Fortunately, I’ve discovered a few key tricks that help prevent me from becoming bored during my long indoor runs:
1. Find a running buddy
Just as many of us prefer to complete long outdoor runs in the company of others, the same is true for indoor runs as well. Preston and I usually complete our long runs at the same time, and although we run different distances (he ran 17 miles last weekend while I ran 10), we’re able to encourage one another by running on side by side treadmills.

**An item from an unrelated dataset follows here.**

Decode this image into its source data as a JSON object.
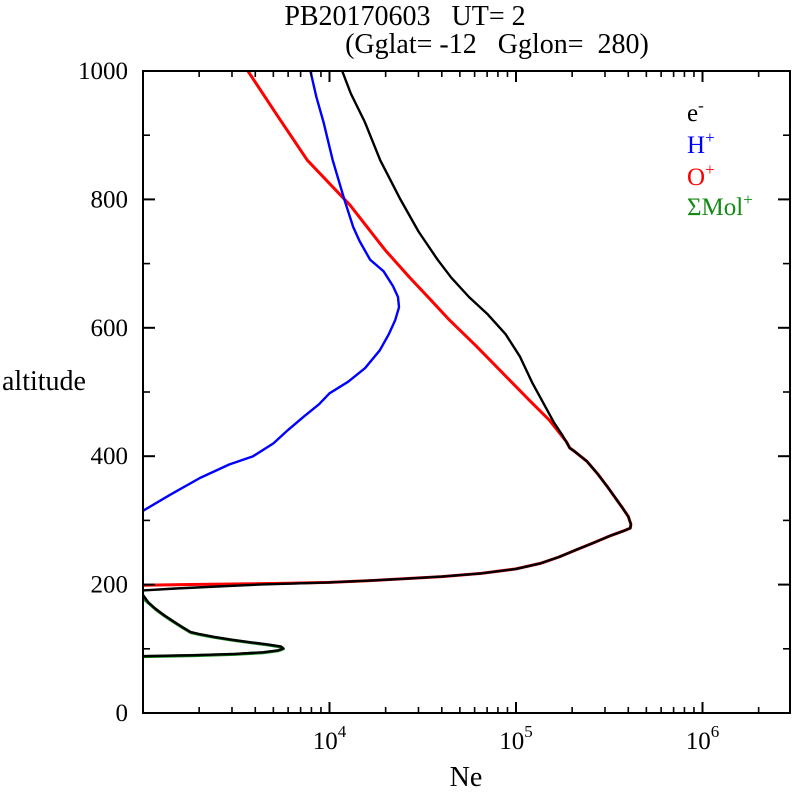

2. Watch a movie or TV show
I often try to distract myself with the TV when I run at the gym. During the week I usually watch the evening news while completing my run, but during my long run over the weekend I tend to prefer something much different. I’ve tried to force myself to focus on whatever show is on the TV closest to my treadmill, but usually its sports and I pretty much despise televised sports. This past weekend I downloaded an old season of the Amazing Race to my iPad and watched a couple of episodes during my 10 mile run. The distraction worked perfectly! Fortunately, the height of the iPad fits perfectly underneath the clock on the treadmill, so I didn’t face any difficulty in keeping an eye on the time in order to maintain my run-walk intervals.
3. Vary the speed and incline of the treadmill
Its natural that we don’t maintain the exact same speed during any outdoor run. In order to mimic that, as well as the natural hills that most outdoor surfaces feature, varying the speed and incline of the treadmill also helps keep me focused. If I’m running while listening to music, I’ll often use the end of a song as my signal to adjust the speed and/or incline of the treadmill. Since its rare that a playlist will feature songs of the exact same length, this also allows me to mix up my workouts and further challenges my abilities as a runner.
QOTD: What strategies do you utilize in order to survive long runs on the treadmill?